Not planning to die anytime soon, I haven't given this much thought beyond a few basics. (I'd like to be remembered as a quiet, boring type famous for living to a great age.) And it's likely that my death will not have a major impact on the world. If I'm hit by a truck tomorrow, the paper will have to find someone willing to crank out a column every week and life will go on.
But some people get a chance to see their own death approaching and to shape it into something meaningful, something with the power of story.
Jack Layton got a chance to do that this week.
Layton has been an interesting politician, ever since he burst onto the national scene by taking the leadership of the NDP.
He was clearly more forceful than some of the previous leaders of the 1990s. He announced he was running for prime minister, not for the job of leader of a third party. That got a lot of laughs. At least, it did until earlier this spring. Layton scrapped and fought through several years of minority governments, gouging what concessions he could out of first Liberal, then Conservative ruling parties.
Layton was a master of shaping his own narrative. We got to see this most clearly in the last election, with the sudden Orange Crush, the cries of Bon Jaques in Quebec, his telling shot against Ignatieff in the debates.
The NDP shot up to unprecedented numbers in the polls. And everyone was surprised. Everyone but Jack. He just smiled, and waved his cane, and smiled some more. It was, I think, the pleased grin of a man who began this story many years before and was watching it unfold exactly as he had planned.
Then came a plot twist that Layton did not write. The cancer came back.
Layton's choices narrowed remarkably. As much as we talk about fighting cancer, there is very little that a patient can do.
Stay healthy, listen to your doctors and hope that everything turns out well.
During these few months, Layton had clearly been doing some deep thinking about what kind of legacy he wanted to leave behind him, for his party and for his political heirs.
His final letter to Canadians seems to be a distillation of those thoughts.
The first part of the letter is his recommendations to his own party, attempts to ensure a smooth transition to a new leader after his passing.
Then partisanship almost disappears from the letter. He calls on all Canadians to work for change. His social democratic values are clear throughout, but he does not say, "The NDP are the only party with the answers."
Instead he wrote this: "In the months and years to come, New Democrats will put a compelling new alternative to you. My colleagues in our party are an impressive, committed team. Give them a careful hearing; consider the alternatives; and consider that we can be a better, fairer, more equal country by working together."

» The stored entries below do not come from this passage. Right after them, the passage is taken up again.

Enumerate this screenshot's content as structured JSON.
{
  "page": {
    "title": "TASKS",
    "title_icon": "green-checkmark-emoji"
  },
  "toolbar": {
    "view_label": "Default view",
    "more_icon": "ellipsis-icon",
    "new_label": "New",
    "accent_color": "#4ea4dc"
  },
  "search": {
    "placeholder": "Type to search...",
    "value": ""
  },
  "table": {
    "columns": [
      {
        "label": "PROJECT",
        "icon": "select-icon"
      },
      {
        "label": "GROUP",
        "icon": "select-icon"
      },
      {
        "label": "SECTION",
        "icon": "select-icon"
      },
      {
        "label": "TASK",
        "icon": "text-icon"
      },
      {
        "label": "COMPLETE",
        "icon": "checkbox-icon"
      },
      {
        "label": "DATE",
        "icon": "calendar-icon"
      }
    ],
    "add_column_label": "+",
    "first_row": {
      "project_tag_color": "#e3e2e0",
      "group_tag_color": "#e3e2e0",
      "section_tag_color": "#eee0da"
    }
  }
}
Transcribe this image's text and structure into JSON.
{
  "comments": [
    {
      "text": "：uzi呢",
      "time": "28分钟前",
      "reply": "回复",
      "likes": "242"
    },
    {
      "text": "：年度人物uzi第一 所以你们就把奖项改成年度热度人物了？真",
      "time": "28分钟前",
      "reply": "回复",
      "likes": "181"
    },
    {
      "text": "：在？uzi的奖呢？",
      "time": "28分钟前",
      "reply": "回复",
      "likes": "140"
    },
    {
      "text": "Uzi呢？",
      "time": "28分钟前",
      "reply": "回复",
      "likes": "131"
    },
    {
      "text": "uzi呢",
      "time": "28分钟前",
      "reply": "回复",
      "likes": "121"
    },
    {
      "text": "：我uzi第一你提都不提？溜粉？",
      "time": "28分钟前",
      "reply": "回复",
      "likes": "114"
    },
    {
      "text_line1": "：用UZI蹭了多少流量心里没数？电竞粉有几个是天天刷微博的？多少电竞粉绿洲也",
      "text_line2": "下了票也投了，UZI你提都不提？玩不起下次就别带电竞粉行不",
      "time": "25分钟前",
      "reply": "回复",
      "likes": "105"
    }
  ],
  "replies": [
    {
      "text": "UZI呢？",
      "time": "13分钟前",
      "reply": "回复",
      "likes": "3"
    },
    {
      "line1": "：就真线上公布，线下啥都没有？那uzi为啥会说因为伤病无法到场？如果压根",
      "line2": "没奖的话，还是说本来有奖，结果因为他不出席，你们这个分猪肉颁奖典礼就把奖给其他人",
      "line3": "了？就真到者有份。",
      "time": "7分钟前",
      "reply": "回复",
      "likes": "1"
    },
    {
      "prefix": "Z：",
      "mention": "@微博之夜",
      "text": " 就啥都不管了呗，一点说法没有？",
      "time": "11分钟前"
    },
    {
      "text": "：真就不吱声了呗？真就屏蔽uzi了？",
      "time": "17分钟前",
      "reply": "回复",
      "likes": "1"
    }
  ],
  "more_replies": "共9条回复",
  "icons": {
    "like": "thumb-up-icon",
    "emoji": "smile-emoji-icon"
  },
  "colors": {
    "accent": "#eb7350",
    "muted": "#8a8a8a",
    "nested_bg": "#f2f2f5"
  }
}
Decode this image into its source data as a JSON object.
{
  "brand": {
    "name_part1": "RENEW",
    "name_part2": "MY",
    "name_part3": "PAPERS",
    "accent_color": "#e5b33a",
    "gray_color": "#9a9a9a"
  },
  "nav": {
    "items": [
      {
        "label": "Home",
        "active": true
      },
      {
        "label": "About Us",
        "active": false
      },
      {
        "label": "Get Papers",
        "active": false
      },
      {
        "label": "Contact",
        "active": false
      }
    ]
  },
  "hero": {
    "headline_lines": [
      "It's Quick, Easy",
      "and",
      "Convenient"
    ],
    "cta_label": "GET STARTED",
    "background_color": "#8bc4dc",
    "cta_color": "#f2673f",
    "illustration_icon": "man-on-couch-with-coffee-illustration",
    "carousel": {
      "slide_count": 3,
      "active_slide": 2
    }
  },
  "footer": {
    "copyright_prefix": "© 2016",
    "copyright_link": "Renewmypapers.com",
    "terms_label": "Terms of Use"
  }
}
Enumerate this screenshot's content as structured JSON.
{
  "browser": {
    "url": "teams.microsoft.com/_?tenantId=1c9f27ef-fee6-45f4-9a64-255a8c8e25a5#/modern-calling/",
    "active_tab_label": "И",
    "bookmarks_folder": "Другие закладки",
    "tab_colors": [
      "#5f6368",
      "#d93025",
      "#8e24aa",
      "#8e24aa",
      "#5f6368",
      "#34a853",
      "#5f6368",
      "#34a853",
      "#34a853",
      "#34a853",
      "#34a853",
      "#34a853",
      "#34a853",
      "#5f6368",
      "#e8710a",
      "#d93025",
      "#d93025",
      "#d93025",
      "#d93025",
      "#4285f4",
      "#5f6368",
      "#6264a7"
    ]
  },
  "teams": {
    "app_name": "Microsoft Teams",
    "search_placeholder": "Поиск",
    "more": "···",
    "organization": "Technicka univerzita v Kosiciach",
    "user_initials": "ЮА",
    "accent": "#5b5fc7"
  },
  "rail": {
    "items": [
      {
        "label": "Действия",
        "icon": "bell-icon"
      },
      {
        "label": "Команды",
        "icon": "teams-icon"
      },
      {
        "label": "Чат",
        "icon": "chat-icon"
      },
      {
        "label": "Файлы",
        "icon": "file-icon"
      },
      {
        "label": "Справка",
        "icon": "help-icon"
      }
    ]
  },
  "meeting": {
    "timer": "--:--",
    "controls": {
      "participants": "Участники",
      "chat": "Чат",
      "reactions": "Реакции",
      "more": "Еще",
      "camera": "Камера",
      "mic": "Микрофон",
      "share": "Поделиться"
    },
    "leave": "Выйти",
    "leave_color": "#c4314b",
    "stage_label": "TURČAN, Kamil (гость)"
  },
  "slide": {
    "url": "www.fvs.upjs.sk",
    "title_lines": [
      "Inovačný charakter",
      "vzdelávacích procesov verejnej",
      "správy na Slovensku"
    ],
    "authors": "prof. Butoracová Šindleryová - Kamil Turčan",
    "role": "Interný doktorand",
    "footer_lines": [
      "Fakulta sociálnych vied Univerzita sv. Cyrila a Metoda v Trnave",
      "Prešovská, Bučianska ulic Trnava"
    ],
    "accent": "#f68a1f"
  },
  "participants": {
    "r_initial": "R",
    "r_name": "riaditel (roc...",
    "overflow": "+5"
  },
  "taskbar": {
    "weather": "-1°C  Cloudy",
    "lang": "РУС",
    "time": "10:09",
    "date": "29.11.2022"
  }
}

Hear us out, make up your own mind, Layton says. Finally, he concludes:
"My friends, love is better than anger. Hope is better than fear. Optimism is better than despair. So let us be loving, hopeful and optimistic. And we'll change the world."
Layton knew his death would be a big impact on the political landscape. In his last days, he tried to ensure that the end of his story would be enduringly positive.
I think he hoped his death could leave a legacy as powerful as his life.
It will be a tall order for his successors to craft a sequel so engaging.
Matthew Claxton is a reporter for the Langley Advance.